La terre de l'Isle, passée des mains de la famille Bourdon dans celle des Grolot, reçoit d'énormes accroissements par des acquisitions successives.
Jacques Grolot, fils de Jehan dit le jeune, non content du magnifique hôtel qu'il avait fait construire sur la place de l'Etape, veut avoir un château sur sa terre de l'Isle et les travaux commencent en 1530 (nb : il est pratiquement détruit de nos jours).
Il demande même au roi l'autorisation d'avoir un pont-levis.
Jacques Grolot achète de messire Jehan de Châlons, écuyer, seigneur du Bois, la censive, justice, seigneurie, dîme, champart, droits, profits, rentes et émoluments en dépendant de la Haute-Ile, appelée aussi du nom de ses différents propriétaires : Ile-Chalançois ou Charançois, Ile-Champferré, Guéret, Garnier.
Le roi accorde aussi à son féal bailli d'Orléans, le droit de pêche dans la Loire, et le droit d'avoir colombier, garenne et fossé à poissons.
Jacques Grolot ajoute sans cesse à l'importance de sa terre de l'Isle; il établit dans le voisinage des moulins à eau, un moulin à vent, une tuilerie et une briqueterie.
Il se rend acquéreur des métairies du Mont et du Caillot, obtient du roi, par échange, l'Isle-aux-Boeufs d'une étendue de 84 arpents (*), achète tout ce qu'il trouve à vendre aux environs, et traite avec Pierre Briconnet, seigneur de Cormes, pour le droit de suzeraineté à exercer sur les fiefs de Montantin ou l'Ardoise, paroisse de Saint-Denis-en-Val, de Lagrange, paroisse de Sandillon, quartier de Puchesse, et sur le domaine de Luminart.
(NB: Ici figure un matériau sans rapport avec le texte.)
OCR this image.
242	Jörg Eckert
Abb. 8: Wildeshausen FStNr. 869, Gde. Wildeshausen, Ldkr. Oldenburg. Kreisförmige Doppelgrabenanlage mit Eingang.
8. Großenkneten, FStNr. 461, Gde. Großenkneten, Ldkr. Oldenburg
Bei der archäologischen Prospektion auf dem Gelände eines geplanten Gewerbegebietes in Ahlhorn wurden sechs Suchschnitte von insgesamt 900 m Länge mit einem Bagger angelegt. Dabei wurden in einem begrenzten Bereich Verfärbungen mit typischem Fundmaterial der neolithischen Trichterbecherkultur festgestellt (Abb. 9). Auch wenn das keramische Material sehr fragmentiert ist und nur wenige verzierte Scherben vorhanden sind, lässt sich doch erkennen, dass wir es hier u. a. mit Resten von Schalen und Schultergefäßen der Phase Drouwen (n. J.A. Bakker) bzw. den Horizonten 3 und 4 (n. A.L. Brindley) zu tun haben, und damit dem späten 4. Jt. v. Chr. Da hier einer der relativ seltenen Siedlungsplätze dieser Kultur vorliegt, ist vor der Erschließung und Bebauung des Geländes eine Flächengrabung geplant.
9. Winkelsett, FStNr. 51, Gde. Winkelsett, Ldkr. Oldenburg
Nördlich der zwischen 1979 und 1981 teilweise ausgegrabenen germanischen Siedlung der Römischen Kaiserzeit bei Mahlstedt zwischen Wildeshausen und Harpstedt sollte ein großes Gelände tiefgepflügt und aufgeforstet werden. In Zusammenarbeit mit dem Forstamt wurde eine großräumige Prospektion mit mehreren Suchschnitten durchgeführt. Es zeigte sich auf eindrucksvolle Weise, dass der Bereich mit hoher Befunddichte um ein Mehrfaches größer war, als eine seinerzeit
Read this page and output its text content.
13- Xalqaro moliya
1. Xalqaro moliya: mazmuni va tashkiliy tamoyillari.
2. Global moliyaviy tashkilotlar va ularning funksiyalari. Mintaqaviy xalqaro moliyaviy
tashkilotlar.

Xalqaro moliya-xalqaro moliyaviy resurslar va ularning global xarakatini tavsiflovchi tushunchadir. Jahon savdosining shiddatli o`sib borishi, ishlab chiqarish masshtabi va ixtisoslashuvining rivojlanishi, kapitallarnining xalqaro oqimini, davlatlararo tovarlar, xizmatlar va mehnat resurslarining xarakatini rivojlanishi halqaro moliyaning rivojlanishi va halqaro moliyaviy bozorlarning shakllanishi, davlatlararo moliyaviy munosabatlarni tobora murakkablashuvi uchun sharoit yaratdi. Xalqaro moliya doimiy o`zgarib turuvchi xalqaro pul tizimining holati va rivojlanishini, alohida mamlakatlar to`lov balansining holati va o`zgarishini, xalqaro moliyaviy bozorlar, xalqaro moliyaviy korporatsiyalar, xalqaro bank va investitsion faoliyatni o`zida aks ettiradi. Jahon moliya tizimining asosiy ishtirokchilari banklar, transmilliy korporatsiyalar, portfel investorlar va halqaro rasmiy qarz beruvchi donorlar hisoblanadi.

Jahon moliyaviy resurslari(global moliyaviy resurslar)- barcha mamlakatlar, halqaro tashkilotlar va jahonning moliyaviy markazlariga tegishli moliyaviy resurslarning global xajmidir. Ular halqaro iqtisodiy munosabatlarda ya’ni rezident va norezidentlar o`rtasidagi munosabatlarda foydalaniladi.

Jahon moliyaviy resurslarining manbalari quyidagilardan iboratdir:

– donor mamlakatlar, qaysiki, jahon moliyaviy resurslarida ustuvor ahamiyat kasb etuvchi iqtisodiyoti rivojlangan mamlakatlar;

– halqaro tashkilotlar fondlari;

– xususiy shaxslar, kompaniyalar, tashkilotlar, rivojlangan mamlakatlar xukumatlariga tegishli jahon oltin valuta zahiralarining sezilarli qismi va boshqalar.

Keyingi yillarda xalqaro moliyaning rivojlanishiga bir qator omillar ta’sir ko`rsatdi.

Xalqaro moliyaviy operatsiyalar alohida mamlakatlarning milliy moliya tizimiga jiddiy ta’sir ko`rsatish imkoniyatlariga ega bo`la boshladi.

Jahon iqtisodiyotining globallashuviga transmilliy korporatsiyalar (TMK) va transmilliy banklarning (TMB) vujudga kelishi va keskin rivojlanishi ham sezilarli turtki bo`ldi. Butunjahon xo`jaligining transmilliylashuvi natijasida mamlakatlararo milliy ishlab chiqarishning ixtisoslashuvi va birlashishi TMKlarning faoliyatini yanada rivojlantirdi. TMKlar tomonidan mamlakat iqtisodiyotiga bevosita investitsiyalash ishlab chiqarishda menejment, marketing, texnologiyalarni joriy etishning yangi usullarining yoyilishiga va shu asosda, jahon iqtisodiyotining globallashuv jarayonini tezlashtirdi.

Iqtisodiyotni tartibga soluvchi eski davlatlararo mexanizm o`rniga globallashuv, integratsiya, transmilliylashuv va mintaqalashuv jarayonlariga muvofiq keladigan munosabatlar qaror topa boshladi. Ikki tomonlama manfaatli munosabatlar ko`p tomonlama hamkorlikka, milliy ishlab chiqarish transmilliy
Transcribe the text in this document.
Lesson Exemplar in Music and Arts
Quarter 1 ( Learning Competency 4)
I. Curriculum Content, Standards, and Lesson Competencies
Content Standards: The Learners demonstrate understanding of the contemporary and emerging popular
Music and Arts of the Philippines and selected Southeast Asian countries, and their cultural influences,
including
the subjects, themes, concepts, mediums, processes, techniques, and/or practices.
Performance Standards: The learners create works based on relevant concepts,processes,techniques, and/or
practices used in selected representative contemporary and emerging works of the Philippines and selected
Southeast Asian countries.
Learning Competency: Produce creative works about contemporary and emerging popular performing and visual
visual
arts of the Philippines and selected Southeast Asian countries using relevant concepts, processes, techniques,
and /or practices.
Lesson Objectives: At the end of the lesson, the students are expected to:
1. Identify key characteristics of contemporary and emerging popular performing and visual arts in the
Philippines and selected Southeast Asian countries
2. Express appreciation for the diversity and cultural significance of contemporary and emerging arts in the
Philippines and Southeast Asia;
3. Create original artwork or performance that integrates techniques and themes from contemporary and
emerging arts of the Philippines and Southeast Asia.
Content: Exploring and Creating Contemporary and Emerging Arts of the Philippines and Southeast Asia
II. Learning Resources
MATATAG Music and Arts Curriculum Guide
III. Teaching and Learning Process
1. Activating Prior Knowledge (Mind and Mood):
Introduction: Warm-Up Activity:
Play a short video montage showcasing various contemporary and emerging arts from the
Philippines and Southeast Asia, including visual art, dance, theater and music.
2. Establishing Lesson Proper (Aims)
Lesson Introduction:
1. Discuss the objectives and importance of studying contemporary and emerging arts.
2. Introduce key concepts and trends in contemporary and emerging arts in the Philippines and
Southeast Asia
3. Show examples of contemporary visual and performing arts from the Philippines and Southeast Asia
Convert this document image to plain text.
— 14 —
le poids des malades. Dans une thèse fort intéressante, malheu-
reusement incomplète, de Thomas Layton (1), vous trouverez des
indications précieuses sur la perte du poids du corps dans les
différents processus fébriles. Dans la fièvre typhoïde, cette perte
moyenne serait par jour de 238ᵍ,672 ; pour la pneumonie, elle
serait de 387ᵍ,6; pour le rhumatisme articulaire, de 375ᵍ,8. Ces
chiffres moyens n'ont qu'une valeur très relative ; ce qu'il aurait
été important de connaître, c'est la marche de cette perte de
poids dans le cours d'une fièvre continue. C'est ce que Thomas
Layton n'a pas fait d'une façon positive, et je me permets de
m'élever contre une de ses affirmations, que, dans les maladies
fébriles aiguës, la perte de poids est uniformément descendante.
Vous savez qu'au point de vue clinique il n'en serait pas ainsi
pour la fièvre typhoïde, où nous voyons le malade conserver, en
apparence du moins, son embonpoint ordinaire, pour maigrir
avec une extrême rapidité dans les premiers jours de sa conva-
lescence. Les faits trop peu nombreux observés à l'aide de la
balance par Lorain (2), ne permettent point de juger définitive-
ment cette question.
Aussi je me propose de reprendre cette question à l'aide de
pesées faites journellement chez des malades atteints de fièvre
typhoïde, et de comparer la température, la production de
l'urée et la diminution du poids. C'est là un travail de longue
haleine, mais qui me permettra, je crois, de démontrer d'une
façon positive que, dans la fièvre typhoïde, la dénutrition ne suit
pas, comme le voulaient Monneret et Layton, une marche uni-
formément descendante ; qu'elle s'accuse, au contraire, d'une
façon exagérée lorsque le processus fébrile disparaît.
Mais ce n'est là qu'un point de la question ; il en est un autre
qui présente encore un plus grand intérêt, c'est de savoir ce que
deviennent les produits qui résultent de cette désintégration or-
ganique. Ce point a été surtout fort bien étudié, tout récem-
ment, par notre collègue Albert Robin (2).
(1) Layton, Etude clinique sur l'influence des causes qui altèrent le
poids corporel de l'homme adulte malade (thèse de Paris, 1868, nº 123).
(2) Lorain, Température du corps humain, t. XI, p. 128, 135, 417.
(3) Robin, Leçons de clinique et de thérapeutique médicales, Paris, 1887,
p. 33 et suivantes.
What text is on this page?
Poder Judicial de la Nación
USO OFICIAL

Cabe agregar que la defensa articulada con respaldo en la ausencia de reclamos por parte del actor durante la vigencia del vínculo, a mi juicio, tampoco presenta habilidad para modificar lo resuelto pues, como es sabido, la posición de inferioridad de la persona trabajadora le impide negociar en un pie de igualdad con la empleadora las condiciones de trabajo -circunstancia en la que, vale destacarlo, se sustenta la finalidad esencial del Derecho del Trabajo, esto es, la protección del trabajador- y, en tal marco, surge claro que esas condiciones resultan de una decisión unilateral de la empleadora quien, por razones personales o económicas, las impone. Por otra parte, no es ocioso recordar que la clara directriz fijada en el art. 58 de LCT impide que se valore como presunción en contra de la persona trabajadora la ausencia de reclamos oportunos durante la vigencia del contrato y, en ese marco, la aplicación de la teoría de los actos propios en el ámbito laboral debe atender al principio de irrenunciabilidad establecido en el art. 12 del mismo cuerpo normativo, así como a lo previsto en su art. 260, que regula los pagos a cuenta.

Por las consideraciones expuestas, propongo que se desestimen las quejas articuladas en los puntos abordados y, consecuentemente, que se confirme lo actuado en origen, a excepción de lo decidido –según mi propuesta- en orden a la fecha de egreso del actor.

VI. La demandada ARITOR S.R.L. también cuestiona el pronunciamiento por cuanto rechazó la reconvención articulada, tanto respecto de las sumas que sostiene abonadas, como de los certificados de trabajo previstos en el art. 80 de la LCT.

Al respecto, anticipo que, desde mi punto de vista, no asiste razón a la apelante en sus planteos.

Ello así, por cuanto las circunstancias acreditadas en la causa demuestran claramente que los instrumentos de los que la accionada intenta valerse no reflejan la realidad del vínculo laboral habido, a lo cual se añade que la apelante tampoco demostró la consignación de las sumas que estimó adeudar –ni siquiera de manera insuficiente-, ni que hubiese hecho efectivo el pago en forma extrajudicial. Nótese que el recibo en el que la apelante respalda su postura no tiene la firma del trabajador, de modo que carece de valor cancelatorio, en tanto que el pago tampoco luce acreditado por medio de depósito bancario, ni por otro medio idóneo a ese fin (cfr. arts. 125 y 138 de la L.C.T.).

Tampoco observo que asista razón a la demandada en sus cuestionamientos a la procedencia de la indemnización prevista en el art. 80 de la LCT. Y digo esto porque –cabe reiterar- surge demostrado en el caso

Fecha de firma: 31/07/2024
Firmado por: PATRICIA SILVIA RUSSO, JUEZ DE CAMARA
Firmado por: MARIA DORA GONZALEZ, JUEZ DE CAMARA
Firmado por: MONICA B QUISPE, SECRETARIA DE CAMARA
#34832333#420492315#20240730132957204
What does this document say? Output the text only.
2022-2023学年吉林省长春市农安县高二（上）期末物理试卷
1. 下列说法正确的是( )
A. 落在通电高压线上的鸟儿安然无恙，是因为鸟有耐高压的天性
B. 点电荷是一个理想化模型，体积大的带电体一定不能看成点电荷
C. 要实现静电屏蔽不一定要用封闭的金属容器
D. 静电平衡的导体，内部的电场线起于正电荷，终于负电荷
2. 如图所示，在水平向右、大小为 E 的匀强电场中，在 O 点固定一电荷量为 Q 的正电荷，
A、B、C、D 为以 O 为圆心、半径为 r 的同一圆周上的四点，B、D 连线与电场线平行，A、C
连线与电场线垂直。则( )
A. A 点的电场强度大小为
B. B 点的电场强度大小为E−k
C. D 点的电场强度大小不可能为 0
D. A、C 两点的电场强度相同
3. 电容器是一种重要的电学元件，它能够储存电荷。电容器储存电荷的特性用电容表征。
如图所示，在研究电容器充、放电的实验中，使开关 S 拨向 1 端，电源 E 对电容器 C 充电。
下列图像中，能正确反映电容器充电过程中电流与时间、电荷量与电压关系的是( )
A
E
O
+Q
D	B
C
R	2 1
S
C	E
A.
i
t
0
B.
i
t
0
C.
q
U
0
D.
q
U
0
Enfin, il institua un prévôt et un greffier pour exercer dans sa seigneurie le droit de justice haute, moyenne et basse.
En 1548, la terre de l'Isle comprenait 671 arpents 25 perches; elle prit dans la suite de nombreux accroissements et atteignit dans sa plus grande étendue 1.077 arpents 83 perches, dont une grande partie relevait en fief du duc d'Orléans.
(*) Pour obtenir les 84 arpents de l'Isle-aux-Boeufs, qui ne se louaient que de 6 deniers à 2 sous l'arpent, il donna 140 arpents de bois, dans la forêt d'Orléans, qui, mis en culture, auraient pu rapporter 10 sous par arpent.